Are you looking for an Annabel Lee analysis? You’ve come to the right place. I’m going to go through Edgar Allan Poe’s poem almost line by line and share my own impression of the poem. I hope you find this useful. Let’s begin.
It was many and many a year ago,
In a kingdom by the sea,
That a maiden there lived whom you may know
By the name of Annabel Lee;
And this maiden she lived with no other thought
Than to love and be loved by me.
This is utterly fantastic. A long time ago, in a place far, far away … We quickly recognize we are not in the domain of the real, but that of fairy tale. The leading lady here is a maiden, which I take to mean she’s not yet had her virginity taken. We don’t need to hear that she was beautiful, we know it instantly. And how about this, another person’s existence that totally depends on your own. A lovely maiden that only wants “to love and be loved” by you. This is a poem that can make you swoon.
I was a child and she was a child,
In this kingdom by the sea;
But we loved with a love that was more than love –
I and my Annabel Lee;
With a love that the winged seraphs of heaven
Coveted her and me.
Such potent images on display here. Child could just mean innocent. Also, this must be a spiritual love not one of the flesh. It’s one that even seraphs covet – and it’s a love that is more than love. I mean, how can love be more than love? Perhaps it is a bond that unites souls.
And this was the reason that, long ago,
In this kingdom by the sea,
A wind blew out of a cloud, chilling
My beautiful Annabel Lee;
This is very enigmatic and could mean all sorts of things. Did the wind impregnate the maiden? Did the wind rape her? This might sound like a shocking interpretation at first, but consider the poem, “The Song of Hiawatha”, this is how Hiawatha’s mother conceives him – she is raped by the west wind. Indeed, Greek myths are full of this sort of stuff. Consider Boreas who wraps Oreithyia in a cloud and then rapes her. Indeed, chilling is the right word here, because we don’t quite know what has happened, but we certainly don’t like it.
So that her highborn kinsman came
And bore her away from me,
To shut her up in a sepulcher
In this kingdom by the sea.
It’s as if her kinsmen see her as now being corrupt – as if she’d been tainted by the cloud. Did he perhaps make love to her and take away her maidenhood, and then have her taken from him as a result – against both their wishes? Is this a sort of Romeo and Juliet story? Why is it the kins men take the Annabel Lee away? What is the symbolism of her being locked in a sepulcher? Did he make love to her, and then as a result she died? All so mysterious.
The angels, not half so happy in heaven,
Went envying her and me –
Yes! – that was the reason (as all men know,
In this kingdom by the sea)
That the wind came out of the cloud by night,
Chilling and killing my Annabel Lee.
Okay, backing up here, here is one of many possible interpretations. The narrator and his Annabel Lee were pure, being motivated only by a pure form of love. The angels jealous that the narrator and Annabel Lee were more pure than even they, sent lust to the narrator. So he then felt lust for her, which ruined what had been a pure relationship with her. Maybe they had actual sex, and this some how diminished the pure love they felt. Something along these lines … I mean, who knows, but just to throw an interesting idea out there.
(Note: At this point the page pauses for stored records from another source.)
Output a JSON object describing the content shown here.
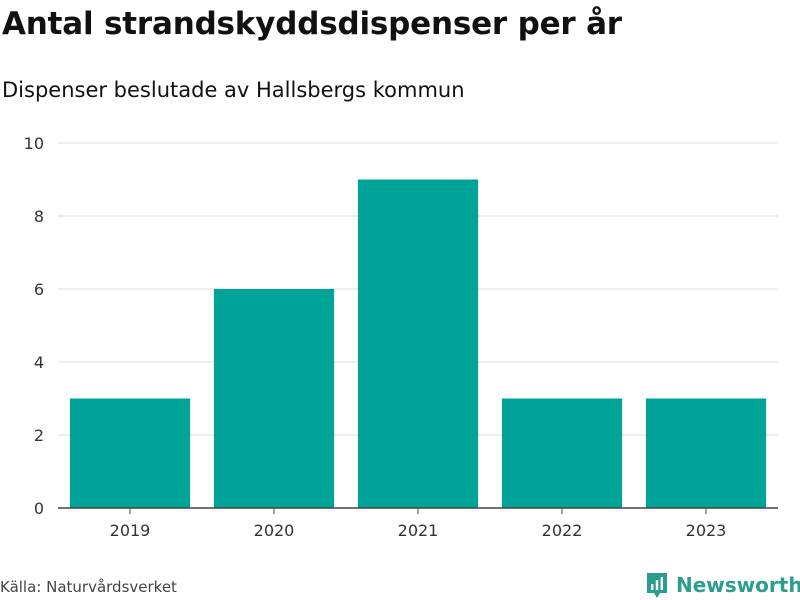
{
  "header": {
    "title": "Antal strandskyddsdispenser per år",
    "subtitle": "Dispenser beslutade av Hallsbergs kommun"
  },
  "footer": {
    "source": "Källa: Naturvårdsverket",
    "brand": "Newsworthy",
    "brand_color": "#2a9d8f",
    "brand_icon": "bar-chart-icon"
  },
  "chart_data": {
    "type": "bar",
    "title": "Antal strandskyddsdispenser per år",
    "subtitle": "Dispenser beslutade av Hallsbergs kommun",
    "categories": [
      "2019",
      "2020",
      "2021",
      "2022",
      "2023"
    ],
    "values": [
      3,
      6,
      9,
      3,
      3
    ],
    "xlabel": "",
    "ylabel": "",
    "ylim": [
      0,
      10
    ],
    "yticks": [
      0,
      2,
      4,
      6,
      8,
      10
    ],
    "grid": true,
    "bar_color": "#00a398",
    "source": "Källa: Naturvårdsverket"
  }
}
But our love it was stronger by far than the love
Of those who were older than we –
Of many far wiser than we –
And neither the angels in heaven above,
Nor the demons down under the sea,
Can ever dissever my soul from the soul
Of the beautiful Annabel Lee.
Such extreme lyrics here. Neither the supposed agents of good or the real agents of evil can corrupt the love between the narrator and the object of his love. Here wisdom is not aligned with purity, instead, it’s perhaps seen as a corrupting force, destroying the spontaneity of simple feeling. Note here, “our love” is given the past tense. Is this merely because all of the story is in the past tense? But watch what happens in the next stanza, we go to present tense …
For the moon never beams without bringing me dreams
Of the beautiful Annabel Lee;
And the stars never rise but I feel the bright eyes
Of the beautiful Annabel Lee;
And so, all the night-tide, I lie down by the side
Of my darling – my darling – my life and my bride,
In the sepulchre there by the sea,
In her tomb by the sounding sea.
This is the most enigmatic of all the stanzas. We’re suddenly removed from a time long, long ago, and we’re here in the present. The narrator holds the image, the form, the soul of his Annabel Lee in his own heart, where yet she lives. Yet, even more than this, he lies down beside her – has he died himself? And yet in some sense do the narrator and Annabel Lee still yet live?
Note it is not until the last stanza that the word “bride” is introduced – at first Annabel Lee is described as a maiden, until the wind takes her, and now here we are learning she is his bride. That is, she is a bride now not a maiden. She is no longer a virgin. Again, this brings us back to the wind imagery and what it might have implied – and what consequences it wrought.